EraHost - free domain & cheap host

CONTROL PANEL

CONTROL PANEL

Login:

Password:

Forgot password?
SUPPORT
SUPPORT

Possible solutions of your questions

<< Previous php_mail

Question:	Hello!Please enable php_mail, it is now inactive on my accounte.well I have found and eliminated what was the reason for hacking and spamming in my absence.
Answer:	Hello. please Wait, the request is sent to the administrator.
Answer:	Hello. update when You solved the problem
Question:	three or four days ago.
Answer:	please Wait, your issue is being dealt with.
Answer:	please tell us what exactly you did to solve the problem
Question:	My spam went through the shell. First, someone hacked into the admin area of the blog, then changed 404.php in the pattern, adding to such a form.Done ==> $userfile_name\";}}else{echo` `;}?>+ some folders in the root of the site I found with rights that differ from the standard.
Question:	By the way note how the form works perfectly!
Answer:	please wait, Your issue is being dealt with.
Question:	What do we decide?I don`t do spam, and I don`t have and are unlikely to be reasons for doing it is neither here nor servers which are specially designed for this purpose.The fact that I have at the moment, users are unable to register on the site, some content is hidden from bots, and some users in error are bots, they need to register to have access to the full content.
Question:	Now neither registration nor a password recovery do not work because they are tied to this php_mail
Answer:	it`s not that you are personally doing is spam or not. but the fact that spam was engaged through your site . you wrote that the spam went through right, but the shell itself does not appear, you found the cause, what actions were made that this would again. here`s an example report office office which audited one of the sites List of procedures 1. The site is scanned for all types of malicious code, viruses, and hacker scripts.

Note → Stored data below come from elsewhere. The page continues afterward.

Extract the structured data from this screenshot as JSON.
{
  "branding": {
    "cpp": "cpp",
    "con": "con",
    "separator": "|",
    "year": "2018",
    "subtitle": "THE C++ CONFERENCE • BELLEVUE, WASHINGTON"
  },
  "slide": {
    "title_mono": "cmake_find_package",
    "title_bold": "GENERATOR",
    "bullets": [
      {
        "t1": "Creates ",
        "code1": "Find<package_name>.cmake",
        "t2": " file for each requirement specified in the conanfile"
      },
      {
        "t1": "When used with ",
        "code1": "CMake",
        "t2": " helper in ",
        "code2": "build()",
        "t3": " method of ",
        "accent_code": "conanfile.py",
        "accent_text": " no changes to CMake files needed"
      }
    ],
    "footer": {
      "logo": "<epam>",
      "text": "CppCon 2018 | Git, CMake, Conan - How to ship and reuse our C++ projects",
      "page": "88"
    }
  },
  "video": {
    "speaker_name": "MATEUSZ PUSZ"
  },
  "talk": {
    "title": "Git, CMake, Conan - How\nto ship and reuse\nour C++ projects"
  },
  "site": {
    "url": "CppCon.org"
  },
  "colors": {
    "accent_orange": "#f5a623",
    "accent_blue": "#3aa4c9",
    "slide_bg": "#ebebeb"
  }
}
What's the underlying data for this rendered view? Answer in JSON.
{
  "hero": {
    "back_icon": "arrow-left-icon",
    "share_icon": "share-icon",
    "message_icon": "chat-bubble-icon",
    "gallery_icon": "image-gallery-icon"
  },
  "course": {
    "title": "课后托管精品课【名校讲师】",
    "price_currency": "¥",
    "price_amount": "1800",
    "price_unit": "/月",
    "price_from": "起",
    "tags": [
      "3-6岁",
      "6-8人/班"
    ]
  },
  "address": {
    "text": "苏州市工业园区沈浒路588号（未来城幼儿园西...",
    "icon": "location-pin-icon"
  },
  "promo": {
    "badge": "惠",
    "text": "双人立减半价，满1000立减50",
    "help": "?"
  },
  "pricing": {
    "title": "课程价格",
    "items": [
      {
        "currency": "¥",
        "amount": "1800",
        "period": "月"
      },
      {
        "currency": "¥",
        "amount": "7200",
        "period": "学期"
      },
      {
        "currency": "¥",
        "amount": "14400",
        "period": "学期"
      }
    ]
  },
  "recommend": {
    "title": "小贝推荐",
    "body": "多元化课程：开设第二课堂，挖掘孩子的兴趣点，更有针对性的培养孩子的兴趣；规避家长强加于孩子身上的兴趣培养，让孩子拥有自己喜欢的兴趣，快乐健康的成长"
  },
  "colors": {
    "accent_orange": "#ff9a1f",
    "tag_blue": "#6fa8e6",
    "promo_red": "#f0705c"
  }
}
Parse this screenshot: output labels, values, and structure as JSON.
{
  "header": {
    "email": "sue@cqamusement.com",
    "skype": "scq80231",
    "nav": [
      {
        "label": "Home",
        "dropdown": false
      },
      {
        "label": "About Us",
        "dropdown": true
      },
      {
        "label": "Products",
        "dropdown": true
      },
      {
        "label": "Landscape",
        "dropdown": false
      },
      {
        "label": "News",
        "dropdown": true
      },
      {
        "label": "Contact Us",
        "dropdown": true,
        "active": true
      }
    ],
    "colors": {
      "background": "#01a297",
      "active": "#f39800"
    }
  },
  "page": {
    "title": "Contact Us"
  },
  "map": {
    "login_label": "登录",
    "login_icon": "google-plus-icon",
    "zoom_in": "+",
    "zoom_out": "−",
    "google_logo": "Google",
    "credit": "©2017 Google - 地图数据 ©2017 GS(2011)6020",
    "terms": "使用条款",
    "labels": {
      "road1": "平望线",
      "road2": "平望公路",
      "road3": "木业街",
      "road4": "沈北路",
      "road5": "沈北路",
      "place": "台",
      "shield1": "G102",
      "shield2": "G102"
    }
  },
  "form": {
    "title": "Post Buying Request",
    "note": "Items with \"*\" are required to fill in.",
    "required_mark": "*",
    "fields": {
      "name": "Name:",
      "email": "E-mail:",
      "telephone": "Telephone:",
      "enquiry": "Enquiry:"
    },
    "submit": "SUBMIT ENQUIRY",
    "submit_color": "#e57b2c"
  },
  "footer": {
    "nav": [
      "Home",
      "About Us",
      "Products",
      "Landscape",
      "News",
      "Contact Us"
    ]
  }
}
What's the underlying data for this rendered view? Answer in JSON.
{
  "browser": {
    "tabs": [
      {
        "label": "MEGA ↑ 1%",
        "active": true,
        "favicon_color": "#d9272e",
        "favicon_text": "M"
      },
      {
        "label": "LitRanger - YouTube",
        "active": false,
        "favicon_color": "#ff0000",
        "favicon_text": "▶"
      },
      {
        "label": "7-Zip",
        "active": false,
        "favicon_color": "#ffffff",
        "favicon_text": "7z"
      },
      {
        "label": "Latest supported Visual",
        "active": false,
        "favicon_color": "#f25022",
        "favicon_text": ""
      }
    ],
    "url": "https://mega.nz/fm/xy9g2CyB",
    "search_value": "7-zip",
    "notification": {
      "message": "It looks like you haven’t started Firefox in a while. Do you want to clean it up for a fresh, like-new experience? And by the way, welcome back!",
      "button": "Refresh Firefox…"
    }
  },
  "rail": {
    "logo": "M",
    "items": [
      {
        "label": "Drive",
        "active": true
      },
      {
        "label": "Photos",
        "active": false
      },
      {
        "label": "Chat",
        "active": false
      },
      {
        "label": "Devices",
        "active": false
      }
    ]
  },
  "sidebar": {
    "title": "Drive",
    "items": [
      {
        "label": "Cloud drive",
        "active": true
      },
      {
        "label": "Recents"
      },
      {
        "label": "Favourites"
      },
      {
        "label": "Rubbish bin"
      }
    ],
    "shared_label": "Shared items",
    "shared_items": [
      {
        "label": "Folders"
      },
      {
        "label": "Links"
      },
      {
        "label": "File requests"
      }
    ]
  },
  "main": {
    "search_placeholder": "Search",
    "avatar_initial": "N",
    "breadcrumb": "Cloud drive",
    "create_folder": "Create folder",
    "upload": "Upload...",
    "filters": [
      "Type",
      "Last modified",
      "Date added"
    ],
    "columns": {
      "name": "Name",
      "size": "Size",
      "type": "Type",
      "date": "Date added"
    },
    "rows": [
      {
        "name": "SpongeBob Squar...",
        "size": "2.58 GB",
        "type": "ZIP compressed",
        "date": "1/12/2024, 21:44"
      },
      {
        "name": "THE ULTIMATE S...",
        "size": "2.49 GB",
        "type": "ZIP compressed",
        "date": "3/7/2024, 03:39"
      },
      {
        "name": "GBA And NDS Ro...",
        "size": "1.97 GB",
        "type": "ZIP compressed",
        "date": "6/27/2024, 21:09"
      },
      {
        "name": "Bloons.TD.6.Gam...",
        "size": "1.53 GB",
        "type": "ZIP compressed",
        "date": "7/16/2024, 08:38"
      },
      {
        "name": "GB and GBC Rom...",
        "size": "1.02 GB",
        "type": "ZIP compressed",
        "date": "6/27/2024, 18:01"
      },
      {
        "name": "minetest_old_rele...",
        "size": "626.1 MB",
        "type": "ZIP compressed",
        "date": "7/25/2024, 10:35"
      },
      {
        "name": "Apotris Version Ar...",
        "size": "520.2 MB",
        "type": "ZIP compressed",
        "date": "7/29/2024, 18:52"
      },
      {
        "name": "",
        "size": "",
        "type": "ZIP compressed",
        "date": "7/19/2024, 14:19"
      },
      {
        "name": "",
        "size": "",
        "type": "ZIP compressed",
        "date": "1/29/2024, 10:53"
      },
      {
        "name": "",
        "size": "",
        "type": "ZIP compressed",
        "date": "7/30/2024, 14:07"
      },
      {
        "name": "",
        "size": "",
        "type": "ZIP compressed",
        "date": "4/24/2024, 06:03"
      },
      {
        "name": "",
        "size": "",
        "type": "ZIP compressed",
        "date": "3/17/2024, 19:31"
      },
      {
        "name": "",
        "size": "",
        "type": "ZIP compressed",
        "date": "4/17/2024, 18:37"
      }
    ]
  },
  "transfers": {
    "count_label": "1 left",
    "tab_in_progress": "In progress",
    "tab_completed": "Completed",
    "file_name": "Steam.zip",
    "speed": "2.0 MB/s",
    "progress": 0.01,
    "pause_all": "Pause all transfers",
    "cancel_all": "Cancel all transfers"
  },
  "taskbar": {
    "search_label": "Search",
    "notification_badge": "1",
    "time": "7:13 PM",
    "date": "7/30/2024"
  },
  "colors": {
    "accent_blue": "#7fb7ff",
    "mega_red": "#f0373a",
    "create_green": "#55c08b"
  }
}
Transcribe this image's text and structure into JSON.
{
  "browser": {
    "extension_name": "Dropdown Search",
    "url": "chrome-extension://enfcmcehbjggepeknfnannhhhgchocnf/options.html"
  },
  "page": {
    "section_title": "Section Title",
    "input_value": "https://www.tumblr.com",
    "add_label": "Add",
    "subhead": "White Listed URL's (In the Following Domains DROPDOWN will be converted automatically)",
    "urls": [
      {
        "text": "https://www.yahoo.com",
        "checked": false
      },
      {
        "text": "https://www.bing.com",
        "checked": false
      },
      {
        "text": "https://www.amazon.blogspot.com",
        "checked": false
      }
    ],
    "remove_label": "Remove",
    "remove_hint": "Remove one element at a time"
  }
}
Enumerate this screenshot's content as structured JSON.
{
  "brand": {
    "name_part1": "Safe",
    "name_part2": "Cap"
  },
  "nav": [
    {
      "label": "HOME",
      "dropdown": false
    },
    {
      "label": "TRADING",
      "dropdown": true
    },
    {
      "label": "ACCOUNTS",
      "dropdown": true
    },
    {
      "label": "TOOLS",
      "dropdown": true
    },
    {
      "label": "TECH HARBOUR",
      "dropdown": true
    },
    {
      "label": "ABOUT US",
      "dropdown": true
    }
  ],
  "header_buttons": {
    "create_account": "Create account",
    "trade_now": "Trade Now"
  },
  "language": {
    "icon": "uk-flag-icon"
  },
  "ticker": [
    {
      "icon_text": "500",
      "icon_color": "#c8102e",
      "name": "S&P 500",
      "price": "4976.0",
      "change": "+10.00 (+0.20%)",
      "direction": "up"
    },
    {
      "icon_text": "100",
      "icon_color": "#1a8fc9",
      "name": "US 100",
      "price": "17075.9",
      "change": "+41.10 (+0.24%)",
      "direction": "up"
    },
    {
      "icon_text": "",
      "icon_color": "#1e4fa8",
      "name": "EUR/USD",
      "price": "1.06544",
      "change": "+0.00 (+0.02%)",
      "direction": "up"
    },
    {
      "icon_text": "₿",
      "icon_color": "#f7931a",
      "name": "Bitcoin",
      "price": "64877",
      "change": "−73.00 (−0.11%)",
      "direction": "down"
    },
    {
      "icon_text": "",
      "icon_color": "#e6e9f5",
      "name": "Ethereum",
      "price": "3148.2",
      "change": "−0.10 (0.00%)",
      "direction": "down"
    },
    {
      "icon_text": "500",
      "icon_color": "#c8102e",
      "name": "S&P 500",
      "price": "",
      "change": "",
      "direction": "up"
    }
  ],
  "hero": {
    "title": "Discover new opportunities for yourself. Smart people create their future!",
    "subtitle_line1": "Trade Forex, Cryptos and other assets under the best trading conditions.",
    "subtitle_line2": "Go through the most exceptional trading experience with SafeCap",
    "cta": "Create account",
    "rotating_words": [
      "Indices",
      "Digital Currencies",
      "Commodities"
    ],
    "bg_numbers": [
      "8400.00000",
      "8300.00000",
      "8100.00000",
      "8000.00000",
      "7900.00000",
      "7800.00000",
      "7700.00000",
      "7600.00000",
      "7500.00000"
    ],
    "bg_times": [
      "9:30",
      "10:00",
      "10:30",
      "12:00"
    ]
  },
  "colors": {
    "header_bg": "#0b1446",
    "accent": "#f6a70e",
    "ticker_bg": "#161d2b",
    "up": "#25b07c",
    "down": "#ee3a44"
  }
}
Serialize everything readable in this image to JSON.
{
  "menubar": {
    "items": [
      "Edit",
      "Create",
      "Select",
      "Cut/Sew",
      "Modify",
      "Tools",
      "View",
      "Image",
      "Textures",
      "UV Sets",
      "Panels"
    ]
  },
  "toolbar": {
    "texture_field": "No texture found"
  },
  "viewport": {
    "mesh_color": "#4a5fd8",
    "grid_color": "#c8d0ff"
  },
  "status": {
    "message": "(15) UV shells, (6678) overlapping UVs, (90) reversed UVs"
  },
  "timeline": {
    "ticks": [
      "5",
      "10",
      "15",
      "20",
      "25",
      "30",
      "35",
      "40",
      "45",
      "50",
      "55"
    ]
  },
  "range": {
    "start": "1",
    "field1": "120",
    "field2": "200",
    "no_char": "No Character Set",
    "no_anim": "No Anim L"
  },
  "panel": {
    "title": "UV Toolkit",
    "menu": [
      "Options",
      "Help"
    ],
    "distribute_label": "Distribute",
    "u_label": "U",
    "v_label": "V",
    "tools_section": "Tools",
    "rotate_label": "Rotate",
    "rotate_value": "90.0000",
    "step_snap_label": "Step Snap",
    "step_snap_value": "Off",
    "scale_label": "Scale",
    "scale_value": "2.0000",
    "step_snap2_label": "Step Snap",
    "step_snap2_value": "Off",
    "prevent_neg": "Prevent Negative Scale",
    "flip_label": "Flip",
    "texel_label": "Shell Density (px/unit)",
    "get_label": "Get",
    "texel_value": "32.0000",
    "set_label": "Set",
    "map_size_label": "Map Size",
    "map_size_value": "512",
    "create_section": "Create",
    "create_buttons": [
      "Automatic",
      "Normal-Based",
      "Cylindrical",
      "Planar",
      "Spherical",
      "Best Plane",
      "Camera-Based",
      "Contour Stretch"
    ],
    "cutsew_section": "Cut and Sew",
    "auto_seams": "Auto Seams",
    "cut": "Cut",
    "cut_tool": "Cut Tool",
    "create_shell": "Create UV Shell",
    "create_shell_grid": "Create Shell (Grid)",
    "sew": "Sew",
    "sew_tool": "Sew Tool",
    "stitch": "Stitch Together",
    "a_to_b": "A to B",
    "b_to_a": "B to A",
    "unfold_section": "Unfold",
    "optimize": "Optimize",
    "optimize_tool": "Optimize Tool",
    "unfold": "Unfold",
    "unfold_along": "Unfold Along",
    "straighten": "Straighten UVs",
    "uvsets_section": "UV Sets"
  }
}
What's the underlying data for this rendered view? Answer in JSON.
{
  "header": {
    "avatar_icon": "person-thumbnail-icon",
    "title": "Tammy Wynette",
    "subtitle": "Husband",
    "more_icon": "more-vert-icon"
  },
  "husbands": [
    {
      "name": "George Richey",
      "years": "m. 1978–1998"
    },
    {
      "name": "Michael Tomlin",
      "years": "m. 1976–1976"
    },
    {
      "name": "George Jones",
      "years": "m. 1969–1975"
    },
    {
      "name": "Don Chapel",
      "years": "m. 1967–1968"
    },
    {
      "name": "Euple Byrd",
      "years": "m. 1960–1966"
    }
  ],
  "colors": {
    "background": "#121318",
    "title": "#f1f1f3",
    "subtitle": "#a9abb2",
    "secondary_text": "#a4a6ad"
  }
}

Detected and terminated hacking scripts and insert malicious code in the following files: • ./wp-includes/wp-undreamed.php • ./wp-content/plugins/lnc.php 2. Closed vulnerability in the script recepty/wp-content/themes/BlogPost/timthumb.php 3. On the website is protected from hacking “cms hardening" ("cementing" of the site) closing a vulnerability in the scripts and eliminates the possibility of hacking the website via attack through the web. Details of the protection can be read on the page http://revisium.com/ru/clients_faq/#q4 in particular performed the following: • to enhance security, denied entry to all directories, also upload, image, tmp, cache, backup. All the cms files and templates made “read only”. This measure protects against unauthorized file changes and load into the system catalogs of hacker scripts and shells. • all directories allowed on the entry, placed a special .htaccess file that blocks access the scripts. The measure eliminates the possibility of unauthorized execution of the script .php loaded in the directory upload/image/tmp, etc. • From the server, removed all the unused text files .txt, .log, which contain the version of cms and plugins. The information contained in these files helps the hacker to identify which version of the CMS and, as a result, vulnerability and plugins. So leave such files on the server unsafe. • in the root .placed htaccess code to prevent model hack attack: XSS, SQL injections, remote file downloads, attempts read system files, dump files, and configured protection automatic download of content and a number of other safety regulations. • in the config file wp-config.php added site settings to prevent changes to system files and templates through administration panel of the CMS. 4. Access to the CMS administration console protected by an additional password protection. This measure closes a number of vulnerabilities in control panel administrative directory, and not allows you to log attacker even knowing the username and password of the administrator.